Hence getting labeled data for supervised learning is expensive and is a luxury !!
Semi Supervised Learning
So till this point we saw that when we have labeled data we are good to use supervised learning and for unlabeled data unsupervised learning seems to be the choice.
But what if we have a data set which is a mix of labeled & unlabeled data and we still want to create a classification model that can learn a mapping between input data and output label. This is where semi supervised learning comes into the picture.
Semi supervised learning algorithms can work with both labeled & unlabeled data and is hence considered to lie somewhere between supervised and unsupervised learning.
Semi Supervised Learning Algorithms
Some of the most renowned algorithm in semi supervised learning are –
- Self Training
- Generative Models
- Graph Based Algorithms
- Semi Supervised Support Vector Machines (S3VM)
- Multi-view Algorithm
Benefits of Semi Supervised Learning
We could have just ignored unlabeled data and had used whatever labeled data we had to create the supervised learning model. Sounds okay, but if the labeled data is really less it would result in a bad model.
Semi supervised learning algorithms helps to utilize even the unlabeled data, so it results in a more robust trained model with better decision boundary.
Assumptions for Semi Supervised Learning
The data involved should satisfy some underlying assumptions as a prerequisite for semi supervised learning –
- Smoothness Assumption – It assumes that the data which are more near to each other are more likely to have same output label.
- Cluster Assumption – It assumes that the data tends to form clusters and data in same cluster are likely to have same output label.
- Manifold Assumption – It assumes that higher dimensional data lies on low dimension manifold. Unlike previous two, this is less intuitive to understand but this assumption tries to avoid the situation involving curse of dimesnionality.

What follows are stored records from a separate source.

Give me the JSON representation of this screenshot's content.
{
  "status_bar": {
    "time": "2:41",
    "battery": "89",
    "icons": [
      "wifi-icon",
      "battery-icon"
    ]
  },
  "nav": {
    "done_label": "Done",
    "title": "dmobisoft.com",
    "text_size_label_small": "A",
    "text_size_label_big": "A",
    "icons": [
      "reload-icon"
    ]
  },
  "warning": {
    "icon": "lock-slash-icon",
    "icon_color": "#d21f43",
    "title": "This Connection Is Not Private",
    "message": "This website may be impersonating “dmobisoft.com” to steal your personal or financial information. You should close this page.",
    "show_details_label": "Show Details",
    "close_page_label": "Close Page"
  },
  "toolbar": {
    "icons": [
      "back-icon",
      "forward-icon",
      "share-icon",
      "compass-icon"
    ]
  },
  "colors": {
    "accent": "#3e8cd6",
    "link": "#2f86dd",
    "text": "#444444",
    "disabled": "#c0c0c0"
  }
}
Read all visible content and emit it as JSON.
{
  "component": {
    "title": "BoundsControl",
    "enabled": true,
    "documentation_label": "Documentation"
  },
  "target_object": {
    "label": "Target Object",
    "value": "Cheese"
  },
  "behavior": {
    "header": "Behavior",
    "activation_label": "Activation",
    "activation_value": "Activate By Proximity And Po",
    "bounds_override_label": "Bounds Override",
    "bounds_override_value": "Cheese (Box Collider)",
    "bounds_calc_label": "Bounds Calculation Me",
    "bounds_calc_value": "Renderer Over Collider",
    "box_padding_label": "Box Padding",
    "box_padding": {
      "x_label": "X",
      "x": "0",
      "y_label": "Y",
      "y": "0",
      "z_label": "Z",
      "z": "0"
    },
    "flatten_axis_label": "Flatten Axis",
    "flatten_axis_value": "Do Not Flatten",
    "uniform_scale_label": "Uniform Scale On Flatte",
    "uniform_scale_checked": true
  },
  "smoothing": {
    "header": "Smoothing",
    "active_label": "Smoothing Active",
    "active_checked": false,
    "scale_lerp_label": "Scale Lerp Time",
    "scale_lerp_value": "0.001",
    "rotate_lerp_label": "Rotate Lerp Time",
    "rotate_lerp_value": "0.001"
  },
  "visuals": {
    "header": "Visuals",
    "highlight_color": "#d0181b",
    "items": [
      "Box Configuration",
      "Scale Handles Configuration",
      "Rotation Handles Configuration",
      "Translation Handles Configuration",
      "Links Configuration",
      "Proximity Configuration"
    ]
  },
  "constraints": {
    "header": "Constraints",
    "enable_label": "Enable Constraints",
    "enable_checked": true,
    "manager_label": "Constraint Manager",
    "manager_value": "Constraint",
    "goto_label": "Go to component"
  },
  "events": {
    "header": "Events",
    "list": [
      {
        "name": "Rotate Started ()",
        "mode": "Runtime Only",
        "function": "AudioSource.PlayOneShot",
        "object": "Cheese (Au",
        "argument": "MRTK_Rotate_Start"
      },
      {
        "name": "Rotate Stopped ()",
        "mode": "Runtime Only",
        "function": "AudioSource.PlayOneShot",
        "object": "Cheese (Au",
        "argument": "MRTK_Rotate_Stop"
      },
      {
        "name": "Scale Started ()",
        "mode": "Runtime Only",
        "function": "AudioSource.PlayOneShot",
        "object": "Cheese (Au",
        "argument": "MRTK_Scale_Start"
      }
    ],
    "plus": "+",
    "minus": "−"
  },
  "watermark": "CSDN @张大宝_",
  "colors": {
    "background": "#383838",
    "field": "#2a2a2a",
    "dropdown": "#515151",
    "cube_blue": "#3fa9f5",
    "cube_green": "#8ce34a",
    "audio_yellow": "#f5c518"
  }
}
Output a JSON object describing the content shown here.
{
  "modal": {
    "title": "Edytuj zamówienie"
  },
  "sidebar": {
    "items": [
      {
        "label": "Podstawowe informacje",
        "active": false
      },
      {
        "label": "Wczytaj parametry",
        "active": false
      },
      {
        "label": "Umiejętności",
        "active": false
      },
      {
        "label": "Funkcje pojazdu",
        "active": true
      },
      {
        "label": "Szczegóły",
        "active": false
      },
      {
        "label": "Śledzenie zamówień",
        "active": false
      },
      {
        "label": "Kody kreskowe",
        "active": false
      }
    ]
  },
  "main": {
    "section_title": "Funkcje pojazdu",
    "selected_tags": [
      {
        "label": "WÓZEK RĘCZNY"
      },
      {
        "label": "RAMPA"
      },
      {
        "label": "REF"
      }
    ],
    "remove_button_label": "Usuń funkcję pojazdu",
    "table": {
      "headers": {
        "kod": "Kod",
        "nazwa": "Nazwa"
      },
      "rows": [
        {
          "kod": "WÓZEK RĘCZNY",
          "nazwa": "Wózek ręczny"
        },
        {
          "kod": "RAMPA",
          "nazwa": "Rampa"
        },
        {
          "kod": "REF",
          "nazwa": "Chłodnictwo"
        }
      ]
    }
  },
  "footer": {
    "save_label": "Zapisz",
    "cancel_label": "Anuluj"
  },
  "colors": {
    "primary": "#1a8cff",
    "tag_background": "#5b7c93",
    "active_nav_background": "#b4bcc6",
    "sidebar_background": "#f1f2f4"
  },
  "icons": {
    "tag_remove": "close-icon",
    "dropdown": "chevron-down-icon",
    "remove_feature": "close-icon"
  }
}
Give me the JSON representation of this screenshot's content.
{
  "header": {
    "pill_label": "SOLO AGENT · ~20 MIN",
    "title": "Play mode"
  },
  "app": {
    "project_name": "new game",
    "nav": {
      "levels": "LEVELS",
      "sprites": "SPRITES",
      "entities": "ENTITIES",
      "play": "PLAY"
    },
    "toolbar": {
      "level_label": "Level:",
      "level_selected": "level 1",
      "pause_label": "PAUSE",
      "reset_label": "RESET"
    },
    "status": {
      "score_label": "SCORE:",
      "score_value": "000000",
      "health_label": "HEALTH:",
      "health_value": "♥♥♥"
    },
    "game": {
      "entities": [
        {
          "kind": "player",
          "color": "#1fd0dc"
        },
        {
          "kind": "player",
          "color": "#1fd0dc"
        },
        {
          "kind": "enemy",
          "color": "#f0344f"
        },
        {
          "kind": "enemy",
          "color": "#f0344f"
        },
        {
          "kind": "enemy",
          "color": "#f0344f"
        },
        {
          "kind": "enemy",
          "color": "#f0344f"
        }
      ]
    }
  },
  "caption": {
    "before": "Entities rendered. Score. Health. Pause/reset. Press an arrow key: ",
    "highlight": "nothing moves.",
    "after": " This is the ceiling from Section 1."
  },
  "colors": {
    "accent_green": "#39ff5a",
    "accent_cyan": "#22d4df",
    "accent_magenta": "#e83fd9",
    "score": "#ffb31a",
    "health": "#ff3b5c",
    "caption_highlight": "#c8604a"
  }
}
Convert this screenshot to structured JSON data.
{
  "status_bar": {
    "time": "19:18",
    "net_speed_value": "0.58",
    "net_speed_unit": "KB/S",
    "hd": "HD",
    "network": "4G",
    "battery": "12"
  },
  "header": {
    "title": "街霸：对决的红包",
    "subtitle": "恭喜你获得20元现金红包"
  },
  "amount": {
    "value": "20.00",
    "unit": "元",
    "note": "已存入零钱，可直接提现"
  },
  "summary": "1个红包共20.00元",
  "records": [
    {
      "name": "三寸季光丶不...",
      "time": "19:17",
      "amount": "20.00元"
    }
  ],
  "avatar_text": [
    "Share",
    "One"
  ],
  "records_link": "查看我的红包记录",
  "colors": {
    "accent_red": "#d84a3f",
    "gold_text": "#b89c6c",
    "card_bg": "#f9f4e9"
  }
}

Application of semi supervised learning
The most widespread use of semi supervised learning is in the field where labeled data is very hard to acquire or requires a lot of manual effort or expertise to label them. These are some of the practical applications –
- Image Recognition – Images have to be labeled manually and if it is specific to domain that requires expertise it becomes more cumbersome and expensive.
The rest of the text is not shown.